My Photography Guinea Pig
By the time I was in 8th grade, I started to get an interest in photography. I would use my guinea pigs and random objects around my room (books, stuffed animals, a guitar), but my best subject was Bella. She was so patient with me and allowed me to practice my hobby.
I learned about ISO and f stops and filters and shutter speed all because of her. The more photos I took of her, the better my photography became. It was also a bonding moment. I’d take her places so I could have interesting backgrounds but it was also just really nice to have time with her. No internet, no friends, no one but her and I. The older she got, the more patient she became and the more photos I took.
Her Senior Years
She really started getting old around the time we move to Georgia in 2012. She got chunkier, furrier and had a grayer mustache.

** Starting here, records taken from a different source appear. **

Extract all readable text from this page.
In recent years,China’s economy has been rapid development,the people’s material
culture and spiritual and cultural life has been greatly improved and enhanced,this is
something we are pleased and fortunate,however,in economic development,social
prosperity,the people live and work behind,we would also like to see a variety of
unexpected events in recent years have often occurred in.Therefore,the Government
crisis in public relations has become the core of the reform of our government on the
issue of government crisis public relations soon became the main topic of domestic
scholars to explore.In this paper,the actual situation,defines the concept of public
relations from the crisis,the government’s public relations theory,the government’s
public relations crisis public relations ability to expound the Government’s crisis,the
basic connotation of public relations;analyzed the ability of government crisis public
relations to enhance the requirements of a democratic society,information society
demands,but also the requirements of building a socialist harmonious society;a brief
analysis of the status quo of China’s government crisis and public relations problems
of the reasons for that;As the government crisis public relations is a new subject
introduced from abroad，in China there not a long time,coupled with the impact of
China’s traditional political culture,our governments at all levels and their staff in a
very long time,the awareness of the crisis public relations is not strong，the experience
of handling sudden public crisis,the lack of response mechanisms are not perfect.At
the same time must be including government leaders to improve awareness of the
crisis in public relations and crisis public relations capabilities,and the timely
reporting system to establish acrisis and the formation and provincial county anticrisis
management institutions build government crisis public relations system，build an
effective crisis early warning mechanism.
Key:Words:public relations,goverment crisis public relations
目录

She slept more, was lazier, and quieter. However, she was always healthy. She never showed signs that her time was coming closer. That’s why I completely broke down when I heard the news of her passing.
I’m a college student, which means I’m rarely home. Prior to the news of her passing, I had come up during the summer of 2018 to spend two days with my Australian Shepard, Roxy, on her last day. While I hated to see her go, I was grateful to have gotten to spend her last day with her and have time to plan for her passing. With Bella, it was unexpected for everyone. She had passed in her sleep with no warning. My mom found her when she woke up, still in her dog bed.
It’s been 1 month now. My heart is still aching, knowing that she’s no longer on this earth with me. It’s hard for me to ever remember a time where she wasn’t alive. It’s tempting to cry alone and wonder “did she know how much I loved her?” but I keep reminding myself that yes, she did.
I was lucky. I got 12 amazing years with her. I had her since I was around 9 years old. I’m 21 now, so I spent a good chunk of my life with her. Dogs die every day in all sorts of ways in all sorts of places. My dog isn’t some special case, but she was incredibly special to me. I wasn’t there on her last day, but I wrote this post so that her memory can live on a little longer. She deserves that, at the very least.